Dandelion Root Tea and Skin Clearance
Dandelion root tea takes an indirect route to clearer skin. Rather than targeting your pores or hormones directly, it supports liver function and bile production, the body’s system for processing and clearing waste. According to Cleveland Clinic’s reporting, dandelion root tea made from the root (not the leaves) has a stronger detoxifying effect on the liver and is considered “a great ally for the liver, known to help clear up acne or other skin disruptions with the root cause being a stagnant liver.” It also acts as a gentle diuretic, which can help reduce fluid retention and puffiness.
This isn’t a first-line acne treatment, but if your skin tends to break out when your digestion is sluggish or your diet has been poor, dandelion root tea may help your body process things more efficiently. It pairs well with other approaches rather than replacing them.
Why Caffeine in Tea Can Backfire
Not all teas are equal when it comes to acne, and caffeine is the main reason.

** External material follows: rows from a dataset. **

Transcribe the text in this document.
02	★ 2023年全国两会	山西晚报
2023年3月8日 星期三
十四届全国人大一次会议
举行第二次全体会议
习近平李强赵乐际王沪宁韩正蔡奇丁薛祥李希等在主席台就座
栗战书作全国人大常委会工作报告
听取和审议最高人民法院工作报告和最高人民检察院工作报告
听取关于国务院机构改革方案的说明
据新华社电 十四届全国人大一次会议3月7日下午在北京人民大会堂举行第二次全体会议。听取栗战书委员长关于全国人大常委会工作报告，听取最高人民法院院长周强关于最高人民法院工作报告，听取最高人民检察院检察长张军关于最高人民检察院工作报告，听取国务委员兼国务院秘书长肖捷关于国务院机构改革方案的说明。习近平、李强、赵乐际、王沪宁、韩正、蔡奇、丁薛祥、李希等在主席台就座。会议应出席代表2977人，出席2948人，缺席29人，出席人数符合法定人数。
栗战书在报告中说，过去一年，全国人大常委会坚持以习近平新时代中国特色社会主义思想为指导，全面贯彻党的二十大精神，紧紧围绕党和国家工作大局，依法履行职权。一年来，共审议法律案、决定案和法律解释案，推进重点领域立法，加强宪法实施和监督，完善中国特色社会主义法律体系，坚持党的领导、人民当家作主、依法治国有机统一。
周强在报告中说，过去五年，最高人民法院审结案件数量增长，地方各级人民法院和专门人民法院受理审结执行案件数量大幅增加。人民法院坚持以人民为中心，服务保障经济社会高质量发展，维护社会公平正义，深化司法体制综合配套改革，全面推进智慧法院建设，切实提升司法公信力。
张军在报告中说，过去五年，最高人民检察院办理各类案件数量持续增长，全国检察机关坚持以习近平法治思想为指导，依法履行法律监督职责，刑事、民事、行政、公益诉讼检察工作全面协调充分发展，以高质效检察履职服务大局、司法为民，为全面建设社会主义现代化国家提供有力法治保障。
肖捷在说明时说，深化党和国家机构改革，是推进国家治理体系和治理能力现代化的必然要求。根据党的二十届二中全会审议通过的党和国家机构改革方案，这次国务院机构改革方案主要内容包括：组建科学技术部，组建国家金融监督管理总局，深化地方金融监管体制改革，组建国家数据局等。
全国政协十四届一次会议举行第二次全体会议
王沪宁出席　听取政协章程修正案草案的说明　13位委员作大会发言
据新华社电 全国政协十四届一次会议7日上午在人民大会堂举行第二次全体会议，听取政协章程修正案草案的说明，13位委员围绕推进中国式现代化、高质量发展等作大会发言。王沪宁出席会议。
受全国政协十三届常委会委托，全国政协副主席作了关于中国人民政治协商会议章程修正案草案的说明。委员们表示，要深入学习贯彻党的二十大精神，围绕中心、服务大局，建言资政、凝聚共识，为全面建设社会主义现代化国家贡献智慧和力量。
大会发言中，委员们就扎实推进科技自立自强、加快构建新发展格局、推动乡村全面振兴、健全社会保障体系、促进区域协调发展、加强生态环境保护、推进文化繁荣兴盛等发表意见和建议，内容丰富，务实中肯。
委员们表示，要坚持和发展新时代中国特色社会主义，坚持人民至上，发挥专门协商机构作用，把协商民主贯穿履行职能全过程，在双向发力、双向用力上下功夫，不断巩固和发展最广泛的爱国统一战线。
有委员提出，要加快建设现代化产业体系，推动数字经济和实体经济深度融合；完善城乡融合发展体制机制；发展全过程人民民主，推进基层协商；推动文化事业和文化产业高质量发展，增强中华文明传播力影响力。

Caffeine stimulates cortisol secretion by activating the same stress pathways that kick in during a fight-or-flight response. Even in people who drink caffeine daily, cortisol responses are reduced but not eliminated. Research shows that afternoon caffeine doses reliably spike cortisol levels even in habitual drinkers consuming 300 mg per day.

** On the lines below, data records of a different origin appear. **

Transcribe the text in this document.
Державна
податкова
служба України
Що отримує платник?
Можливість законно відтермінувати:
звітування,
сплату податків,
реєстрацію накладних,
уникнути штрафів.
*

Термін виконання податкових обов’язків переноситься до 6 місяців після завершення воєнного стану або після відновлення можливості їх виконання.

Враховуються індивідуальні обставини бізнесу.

Cortisol triggers oil production in your skin, and excess oil is one of the core drivers of acne. This doesn’t mean you need to quit all caffeinated tea, but if you’re drinking multiple cups of black or green tea daily for skin benefits, the caffeine content could partially undermine those benefits. Decaffeinated green tea, spearmint, rooibos, and dandelion root are all naturally low or free of caffeine, making them better choices for all-day sipping.
What a Realistic Timeline Looks Like
Tea is not a fast fix. The spearmint trial showed measurable hormonal changes within 30 days, but visible skin improvements typically lag behind hormonal shifts by a few weeks because existing breakouts need time to heal and your skin’s turnover cycle runs roughly 28 days. Most people report noticing clearer skin after 6 to 8 weeks of consistent daily use.
The key word is consistent. Drinking spearmint tea three times one week and skipping it the next won’t produce the steady hormonal shift needed to change your skin. Treat it like a daily habit: two cups of spearmint tea per day if hormonal acne is your target, or a couple cups of green tea (ideally decaf) plus topical green tea products if inflammation and oiliness are your main concerns. Rooibos and dandelion root can fill in as caffeine-free options throughout the day, supporting the process from different angles without interfering with your sleep or stress hormones.